Mrs Craigg said the goal was to develop a strategy to quickly detect, and resolve, “a systemic financial crisis” that could harm the Bahamian financial services industry.

“Our goal is to ensure the resiliency of the sector by strengthening, where necessary, our governing legislative resolution regimes and early warning systems,” she added.

Elsewhere, the IMF report also recommended that the Central Bank recruit “specialist staff” to help with its regulatory and supervisory responsibilities.

Mrs Craigg told Tribune Business these needs were constantly being assessed, and described the Central Bank’s bank supervision department as its largest, accounting for an average 13 per cent of total outlays over the past four years.

“This recommendation is not unique to the Bahamas,” she added.

“The nature of the banking supervision work is becoming more complex, and most agencies are challenged with resource constraints in implementing and examining areas related to the new capital standards, which require scarce risk management skills that have come at a high premium.
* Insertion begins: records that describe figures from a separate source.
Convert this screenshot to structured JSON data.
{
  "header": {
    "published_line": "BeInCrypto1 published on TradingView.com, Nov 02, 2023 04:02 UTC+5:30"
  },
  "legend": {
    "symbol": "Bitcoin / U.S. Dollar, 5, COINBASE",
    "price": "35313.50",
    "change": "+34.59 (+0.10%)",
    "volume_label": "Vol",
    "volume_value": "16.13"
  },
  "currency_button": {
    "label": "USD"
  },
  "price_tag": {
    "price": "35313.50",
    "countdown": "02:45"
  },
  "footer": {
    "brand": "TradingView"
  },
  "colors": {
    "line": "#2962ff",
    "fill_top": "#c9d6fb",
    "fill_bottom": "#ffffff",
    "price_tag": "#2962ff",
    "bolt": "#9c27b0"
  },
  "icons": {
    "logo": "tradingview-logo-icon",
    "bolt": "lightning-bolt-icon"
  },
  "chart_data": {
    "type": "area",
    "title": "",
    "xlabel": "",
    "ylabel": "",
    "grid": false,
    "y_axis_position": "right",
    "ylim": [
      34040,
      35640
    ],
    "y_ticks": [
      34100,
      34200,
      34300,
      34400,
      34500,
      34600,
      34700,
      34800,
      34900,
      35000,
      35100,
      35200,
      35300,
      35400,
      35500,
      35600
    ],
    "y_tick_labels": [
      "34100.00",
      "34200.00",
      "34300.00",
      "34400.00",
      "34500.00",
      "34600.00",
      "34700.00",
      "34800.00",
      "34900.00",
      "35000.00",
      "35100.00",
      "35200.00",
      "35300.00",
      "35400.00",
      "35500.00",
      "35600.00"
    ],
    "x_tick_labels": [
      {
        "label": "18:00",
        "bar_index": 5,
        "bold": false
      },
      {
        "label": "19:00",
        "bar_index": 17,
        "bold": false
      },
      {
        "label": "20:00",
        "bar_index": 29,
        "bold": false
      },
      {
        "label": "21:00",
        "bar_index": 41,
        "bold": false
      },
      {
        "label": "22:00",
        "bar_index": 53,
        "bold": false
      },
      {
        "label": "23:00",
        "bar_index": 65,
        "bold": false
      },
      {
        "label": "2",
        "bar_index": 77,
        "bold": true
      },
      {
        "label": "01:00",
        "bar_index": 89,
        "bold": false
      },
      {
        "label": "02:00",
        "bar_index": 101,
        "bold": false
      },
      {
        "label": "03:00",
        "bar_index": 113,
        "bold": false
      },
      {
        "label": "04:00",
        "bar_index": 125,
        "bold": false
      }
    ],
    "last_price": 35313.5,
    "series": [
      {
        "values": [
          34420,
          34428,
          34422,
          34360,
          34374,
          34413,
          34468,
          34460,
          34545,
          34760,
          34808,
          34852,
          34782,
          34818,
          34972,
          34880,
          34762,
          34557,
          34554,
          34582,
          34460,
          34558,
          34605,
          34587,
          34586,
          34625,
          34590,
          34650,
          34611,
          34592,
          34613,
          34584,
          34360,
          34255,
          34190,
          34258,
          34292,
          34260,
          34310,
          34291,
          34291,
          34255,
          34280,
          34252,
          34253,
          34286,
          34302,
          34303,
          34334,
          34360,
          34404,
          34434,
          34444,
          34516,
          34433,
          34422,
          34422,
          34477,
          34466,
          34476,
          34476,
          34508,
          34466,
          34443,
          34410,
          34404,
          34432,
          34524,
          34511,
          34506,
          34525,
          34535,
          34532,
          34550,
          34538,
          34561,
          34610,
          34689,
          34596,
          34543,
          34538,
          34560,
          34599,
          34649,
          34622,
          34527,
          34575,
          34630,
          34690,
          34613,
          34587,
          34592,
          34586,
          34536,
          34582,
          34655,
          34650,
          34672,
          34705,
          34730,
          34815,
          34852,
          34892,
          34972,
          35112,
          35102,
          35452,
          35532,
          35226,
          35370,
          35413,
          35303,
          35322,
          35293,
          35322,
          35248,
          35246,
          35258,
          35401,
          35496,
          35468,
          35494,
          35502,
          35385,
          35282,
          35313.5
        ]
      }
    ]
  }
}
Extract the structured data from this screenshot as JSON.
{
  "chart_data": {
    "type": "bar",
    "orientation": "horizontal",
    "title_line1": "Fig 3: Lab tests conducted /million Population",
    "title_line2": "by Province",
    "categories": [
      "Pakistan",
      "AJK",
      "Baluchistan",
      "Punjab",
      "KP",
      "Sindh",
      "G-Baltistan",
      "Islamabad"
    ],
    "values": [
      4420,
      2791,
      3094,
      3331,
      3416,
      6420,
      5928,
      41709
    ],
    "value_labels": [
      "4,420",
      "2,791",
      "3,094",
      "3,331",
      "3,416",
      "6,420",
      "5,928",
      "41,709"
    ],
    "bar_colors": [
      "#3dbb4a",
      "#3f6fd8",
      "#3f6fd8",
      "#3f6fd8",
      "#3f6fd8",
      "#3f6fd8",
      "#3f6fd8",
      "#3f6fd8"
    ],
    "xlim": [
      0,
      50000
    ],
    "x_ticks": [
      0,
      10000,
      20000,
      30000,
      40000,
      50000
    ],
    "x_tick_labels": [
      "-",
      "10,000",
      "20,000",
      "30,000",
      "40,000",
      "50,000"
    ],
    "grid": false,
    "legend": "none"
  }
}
“We continue to augment our resources through a combination of direct hiring and short-term engagements of experts, where necessary, to ensure that we are able to progress our work agenda.”

As for the IMF’s stress testing results, Mrs Craigg said they showed that despite high levels of non-performing loans, “there are no immediate concerns to the stability of the banking sector”.

She added: “Our banks have, on average, capital levels of some 23 per cent, which is above the Central Bank’s established trigger and target ratios of 14 per cent and 17 per cent, respectively.

“Our credit stress test results basically revealed that, given the average level of capital in the system, there would have to be significant shocks for a prolonged period of time before capital levels across the system fall below the benchmarks.”